Yargıtay Kararı 19. Hukuk Dairesi 2016/11309 E. 2017/6091 K. 20.09.2017 T.

YARGITAY KARARI
DAİRE : 19. Hukuk Dairesi
ESAS NO : 2016/11309
KARAR NO : 2017/6091
KARAR TARİHİ : 20.09.2017

MAHKEMESİ :Ticaret Mahkemesi
Taraflar arasındaki itirazın iptali davasının yapılan yargılaması sonunda ilamda yazılı nedenlerden dolayı davanın reddine yönelik olarak verilen hükmün süresi içinde davacı ve davalı vekillerince temyiz edilmesi üzerine dosya incelendi, gereği konuşulup düşünüldü.
– K A R A R –
Davacı vekili, müvekkili banka ile dava dışı …Ltd.Şti. arasında imzalanan genel nakdi gayri nakdi kredi sözleşmesine yönelik olarak dava dışı şirkete kredi kullandırıldığı, davalı …’nın sözleşmeye müteselsil kefil olduğu, borcun ödenmemesi üzerine başlatılan icra takibinin itiraz sonucu durduğunu ileri sürerek, itirazın iptali ile davalı hakkında % 20’den aşağı olmamak üzere icra inkar tazminatına hükmedilmesini talep ve dava etmiştir.
Davalı vekili, müvekkilinin yalnızca 2008 yılında kullandırılan 30.000 TL bedelli bir krediye kefil olup bu kredinin ödendiğini, müvekkilinin takip dayanağı yapılan sözleşmede imzasının bulunmadığını belirterek, davanın reddi ile davacının % 20 den az olmamak üzere kötü niyet tazminatına mahkum edilmesini istemiştir.

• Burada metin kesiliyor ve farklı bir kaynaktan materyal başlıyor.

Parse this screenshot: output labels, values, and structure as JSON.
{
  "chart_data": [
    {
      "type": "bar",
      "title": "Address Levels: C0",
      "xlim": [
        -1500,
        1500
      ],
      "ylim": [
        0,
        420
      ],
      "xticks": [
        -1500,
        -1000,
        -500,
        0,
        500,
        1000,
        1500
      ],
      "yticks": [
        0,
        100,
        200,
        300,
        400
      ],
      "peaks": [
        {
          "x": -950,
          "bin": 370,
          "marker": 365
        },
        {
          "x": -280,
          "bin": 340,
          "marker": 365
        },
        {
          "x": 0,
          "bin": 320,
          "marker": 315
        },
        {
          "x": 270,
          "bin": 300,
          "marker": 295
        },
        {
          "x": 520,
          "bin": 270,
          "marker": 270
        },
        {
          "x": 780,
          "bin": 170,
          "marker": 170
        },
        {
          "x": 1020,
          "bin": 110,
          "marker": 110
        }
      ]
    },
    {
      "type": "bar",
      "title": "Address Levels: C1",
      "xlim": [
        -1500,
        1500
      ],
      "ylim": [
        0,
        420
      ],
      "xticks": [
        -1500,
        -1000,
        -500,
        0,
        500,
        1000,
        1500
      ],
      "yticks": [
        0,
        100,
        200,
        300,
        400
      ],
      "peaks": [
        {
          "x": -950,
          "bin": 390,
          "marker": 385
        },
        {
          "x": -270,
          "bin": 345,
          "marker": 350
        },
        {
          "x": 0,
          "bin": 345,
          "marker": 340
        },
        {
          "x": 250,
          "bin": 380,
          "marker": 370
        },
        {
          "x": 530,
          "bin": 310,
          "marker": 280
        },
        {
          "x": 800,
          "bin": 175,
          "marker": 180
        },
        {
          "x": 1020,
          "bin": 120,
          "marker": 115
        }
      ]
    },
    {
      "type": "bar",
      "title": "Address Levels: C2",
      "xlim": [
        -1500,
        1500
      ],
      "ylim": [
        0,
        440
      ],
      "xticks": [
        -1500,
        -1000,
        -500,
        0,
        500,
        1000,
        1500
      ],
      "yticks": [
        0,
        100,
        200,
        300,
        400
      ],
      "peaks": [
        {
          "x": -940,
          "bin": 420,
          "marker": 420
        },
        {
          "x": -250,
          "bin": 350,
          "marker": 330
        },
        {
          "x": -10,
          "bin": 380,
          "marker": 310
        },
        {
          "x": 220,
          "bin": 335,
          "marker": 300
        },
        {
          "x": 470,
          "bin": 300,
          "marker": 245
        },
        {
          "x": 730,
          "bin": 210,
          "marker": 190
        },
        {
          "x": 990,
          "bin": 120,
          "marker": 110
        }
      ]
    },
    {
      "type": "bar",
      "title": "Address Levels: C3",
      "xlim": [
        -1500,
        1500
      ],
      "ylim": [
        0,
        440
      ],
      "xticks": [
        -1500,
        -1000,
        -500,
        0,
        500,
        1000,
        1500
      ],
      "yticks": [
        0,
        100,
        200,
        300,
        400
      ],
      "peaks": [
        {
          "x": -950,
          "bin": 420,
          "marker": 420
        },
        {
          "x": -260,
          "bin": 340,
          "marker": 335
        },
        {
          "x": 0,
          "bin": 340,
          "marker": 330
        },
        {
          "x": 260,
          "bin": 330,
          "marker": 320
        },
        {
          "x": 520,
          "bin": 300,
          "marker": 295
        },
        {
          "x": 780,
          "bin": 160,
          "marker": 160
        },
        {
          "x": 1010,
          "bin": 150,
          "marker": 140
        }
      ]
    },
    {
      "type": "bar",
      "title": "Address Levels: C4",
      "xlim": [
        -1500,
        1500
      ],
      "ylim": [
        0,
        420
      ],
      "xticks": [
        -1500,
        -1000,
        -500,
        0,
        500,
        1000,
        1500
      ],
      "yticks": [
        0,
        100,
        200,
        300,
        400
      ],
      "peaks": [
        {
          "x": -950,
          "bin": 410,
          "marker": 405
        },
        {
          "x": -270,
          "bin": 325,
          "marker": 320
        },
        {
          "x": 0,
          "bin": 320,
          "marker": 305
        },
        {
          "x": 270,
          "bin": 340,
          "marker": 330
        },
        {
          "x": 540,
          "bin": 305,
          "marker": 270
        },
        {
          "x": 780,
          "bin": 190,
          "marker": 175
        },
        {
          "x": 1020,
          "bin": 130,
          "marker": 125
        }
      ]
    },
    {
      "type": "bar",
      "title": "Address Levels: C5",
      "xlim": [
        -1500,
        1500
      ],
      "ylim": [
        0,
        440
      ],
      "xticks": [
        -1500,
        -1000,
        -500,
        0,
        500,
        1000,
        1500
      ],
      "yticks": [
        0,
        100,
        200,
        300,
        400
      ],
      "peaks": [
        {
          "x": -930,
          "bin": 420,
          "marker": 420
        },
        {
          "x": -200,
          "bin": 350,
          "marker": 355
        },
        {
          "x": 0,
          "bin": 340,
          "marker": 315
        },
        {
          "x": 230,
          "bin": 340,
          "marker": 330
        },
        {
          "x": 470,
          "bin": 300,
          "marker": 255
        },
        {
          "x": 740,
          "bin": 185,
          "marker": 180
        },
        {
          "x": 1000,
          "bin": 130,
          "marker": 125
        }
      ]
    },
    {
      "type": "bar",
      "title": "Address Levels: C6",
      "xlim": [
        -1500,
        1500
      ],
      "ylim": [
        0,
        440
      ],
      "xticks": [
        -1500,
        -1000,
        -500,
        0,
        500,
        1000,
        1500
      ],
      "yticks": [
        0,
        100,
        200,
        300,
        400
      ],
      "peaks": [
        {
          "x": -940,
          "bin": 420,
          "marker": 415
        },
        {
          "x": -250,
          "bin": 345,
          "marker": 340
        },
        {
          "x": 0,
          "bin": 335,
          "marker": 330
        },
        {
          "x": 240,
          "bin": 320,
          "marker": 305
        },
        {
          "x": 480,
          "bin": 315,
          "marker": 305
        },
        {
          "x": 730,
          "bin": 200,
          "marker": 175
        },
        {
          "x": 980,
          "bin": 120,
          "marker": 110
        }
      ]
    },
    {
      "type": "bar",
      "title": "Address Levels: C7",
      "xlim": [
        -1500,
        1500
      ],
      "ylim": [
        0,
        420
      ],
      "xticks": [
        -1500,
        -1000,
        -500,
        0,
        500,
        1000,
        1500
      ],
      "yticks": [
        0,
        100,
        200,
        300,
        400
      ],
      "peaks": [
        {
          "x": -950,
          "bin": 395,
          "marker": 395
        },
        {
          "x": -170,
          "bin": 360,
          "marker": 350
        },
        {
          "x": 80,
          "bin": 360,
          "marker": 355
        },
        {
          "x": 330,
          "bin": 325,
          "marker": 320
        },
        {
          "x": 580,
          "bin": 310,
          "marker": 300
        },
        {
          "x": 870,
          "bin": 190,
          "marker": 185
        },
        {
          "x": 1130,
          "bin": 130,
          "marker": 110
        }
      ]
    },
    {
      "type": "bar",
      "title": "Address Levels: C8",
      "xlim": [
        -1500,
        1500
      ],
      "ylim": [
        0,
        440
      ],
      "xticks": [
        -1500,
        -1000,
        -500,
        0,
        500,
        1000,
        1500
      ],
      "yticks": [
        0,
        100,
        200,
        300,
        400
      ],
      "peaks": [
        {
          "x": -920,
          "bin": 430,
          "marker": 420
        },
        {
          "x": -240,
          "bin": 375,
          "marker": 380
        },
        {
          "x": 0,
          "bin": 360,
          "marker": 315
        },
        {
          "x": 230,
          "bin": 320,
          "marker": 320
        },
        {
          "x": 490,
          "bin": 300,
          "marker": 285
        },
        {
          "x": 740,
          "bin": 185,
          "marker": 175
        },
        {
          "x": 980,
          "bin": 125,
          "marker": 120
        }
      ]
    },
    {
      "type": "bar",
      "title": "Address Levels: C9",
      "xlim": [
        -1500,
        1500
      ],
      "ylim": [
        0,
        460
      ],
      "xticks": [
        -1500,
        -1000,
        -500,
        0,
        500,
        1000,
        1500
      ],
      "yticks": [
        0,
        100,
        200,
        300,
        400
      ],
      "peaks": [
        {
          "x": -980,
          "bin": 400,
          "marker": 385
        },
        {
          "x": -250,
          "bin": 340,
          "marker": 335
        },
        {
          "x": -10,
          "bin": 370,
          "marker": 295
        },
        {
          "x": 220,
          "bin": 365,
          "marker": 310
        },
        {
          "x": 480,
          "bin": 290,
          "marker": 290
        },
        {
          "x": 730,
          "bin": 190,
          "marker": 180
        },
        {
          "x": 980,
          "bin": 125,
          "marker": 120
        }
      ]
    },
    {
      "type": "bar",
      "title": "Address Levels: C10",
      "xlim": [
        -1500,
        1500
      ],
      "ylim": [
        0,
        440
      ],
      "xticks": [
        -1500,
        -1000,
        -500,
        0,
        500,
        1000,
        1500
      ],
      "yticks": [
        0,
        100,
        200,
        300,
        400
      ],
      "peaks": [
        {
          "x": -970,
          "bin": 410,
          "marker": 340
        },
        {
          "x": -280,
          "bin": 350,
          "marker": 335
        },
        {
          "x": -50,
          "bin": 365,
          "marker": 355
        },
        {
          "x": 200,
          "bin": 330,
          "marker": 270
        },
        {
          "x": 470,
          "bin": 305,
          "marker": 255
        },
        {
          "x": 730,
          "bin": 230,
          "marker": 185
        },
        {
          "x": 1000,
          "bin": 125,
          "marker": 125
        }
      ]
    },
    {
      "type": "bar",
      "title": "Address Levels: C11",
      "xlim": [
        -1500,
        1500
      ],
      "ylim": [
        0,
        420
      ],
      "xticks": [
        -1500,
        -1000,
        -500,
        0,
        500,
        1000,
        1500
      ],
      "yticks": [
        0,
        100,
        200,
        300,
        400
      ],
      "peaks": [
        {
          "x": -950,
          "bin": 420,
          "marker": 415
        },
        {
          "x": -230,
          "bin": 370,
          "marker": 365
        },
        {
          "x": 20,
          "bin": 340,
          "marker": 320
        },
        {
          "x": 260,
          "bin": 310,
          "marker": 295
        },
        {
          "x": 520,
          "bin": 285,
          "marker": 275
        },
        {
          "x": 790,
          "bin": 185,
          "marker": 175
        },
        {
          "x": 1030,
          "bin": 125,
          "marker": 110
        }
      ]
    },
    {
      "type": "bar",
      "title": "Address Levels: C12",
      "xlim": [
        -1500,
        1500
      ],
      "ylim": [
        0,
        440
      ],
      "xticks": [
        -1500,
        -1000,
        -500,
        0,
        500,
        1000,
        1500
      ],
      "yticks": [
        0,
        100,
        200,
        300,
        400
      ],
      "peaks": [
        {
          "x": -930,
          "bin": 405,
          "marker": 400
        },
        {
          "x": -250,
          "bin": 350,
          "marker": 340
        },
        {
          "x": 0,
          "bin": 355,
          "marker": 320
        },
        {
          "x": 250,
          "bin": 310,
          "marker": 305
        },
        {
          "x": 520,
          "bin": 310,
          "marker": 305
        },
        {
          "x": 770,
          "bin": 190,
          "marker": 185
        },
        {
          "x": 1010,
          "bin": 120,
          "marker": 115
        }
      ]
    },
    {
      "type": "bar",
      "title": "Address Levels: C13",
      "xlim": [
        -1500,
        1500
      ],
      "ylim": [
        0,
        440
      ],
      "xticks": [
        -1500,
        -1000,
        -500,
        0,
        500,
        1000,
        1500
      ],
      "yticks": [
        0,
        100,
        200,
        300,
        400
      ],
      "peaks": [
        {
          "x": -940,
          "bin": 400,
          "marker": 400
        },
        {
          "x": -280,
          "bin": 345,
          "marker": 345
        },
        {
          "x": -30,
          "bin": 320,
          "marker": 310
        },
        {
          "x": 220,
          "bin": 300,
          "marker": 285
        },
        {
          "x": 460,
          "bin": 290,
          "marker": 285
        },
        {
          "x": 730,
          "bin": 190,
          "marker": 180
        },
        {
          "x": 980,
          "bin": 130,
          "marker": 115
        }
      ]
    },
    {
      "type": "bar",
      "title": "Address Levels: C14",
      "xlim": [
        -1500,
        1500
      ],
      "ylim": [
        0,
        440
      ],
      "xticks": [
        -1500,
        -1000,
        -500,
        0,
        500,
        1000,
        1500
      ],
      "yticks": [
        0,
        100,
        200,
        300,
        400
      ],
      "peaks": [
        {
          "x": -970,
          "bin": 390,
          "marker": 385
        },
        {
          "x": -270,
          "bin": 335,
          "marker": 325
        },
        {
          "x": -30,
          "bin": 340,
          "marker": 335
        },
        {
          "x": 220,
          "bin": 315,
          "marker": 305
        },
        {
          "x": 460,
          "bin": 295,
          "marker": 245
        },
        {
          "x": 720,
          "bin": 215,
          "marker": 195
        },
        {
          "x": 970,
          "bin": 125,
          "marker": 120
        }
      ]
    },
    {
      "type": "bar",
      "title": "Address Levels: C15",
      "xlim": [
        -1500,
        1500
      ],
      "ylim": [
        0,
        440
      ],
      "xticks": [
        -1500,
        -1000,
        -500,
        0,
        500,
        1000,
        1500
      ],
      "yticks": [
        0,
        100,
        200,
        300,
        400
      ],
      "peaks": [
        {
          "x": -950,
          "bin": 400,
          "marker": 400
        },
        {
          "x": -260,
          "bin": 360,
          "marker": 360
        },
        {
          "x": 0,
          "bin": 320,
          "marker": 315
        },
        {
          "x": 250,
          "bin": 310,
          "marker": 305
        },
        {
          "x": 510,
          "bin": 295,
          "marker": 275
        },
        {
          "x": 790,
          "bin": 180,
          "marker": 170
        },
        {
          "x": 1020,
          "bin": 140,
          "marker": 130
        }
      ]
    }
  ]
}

Mahkemece yapılan yargılama sonucunda, icra takip talebine ekli evraklarda 23.11.2009 tarihli genel kredi sözleşmesi uyarınca davalı hakkında icra takibi başlatıldığı 23.11.2009 tarihli genel kredi sözleşmesinde davalının imzasının olmadığı, bu nedenle davalının sorumluluğundan bahsedilemeyeceği gerekçesiyle davanın ve davalının tazminat talebinin reddine karar verilmiş ,hüküm taraf vekillerince temyiz edilmiştir.
1-Dosyadaki yazılara kararın dayandığı delillerle gerektirici sebeplere, delillerin takdirinde bir isabetsizlik bulunmamasına göre, davacı vekilinin yerinde görülmeyen bütün temyiz itirazlarının reddi gerekmiştir.
2- Davalının temyiz itirazı yönünden yapılan incelemede; İ.İ.K.’nın 67.maddesi uyarınca davacı banka davalı kefilin imzasının bulunmadığı 2009 tarihli sözleşme uyarınca davalı kefil aleyhine icra takibi başlatmakta haksız ve kötü niyetli olarak kabul edileceğinden davalı yararına kötüniyet tazminatına karar verilmesi gerekirken bu isteğin reddine karar verilmesi doğru olmamış, kararın bu yönüyle bozulması gerekmiştir.
SONUÇ: Yukarıda belirtilen (1) nolu bent uyarınca davacının temyiz itirazlarının reddine, (2) nolu bent uyarınca mahkeme kararının davalı yararına BOZULMASINA, peşin harcın istek halinde iadesine, 20/09/2017 gününde oybirliğiyle karar verildi.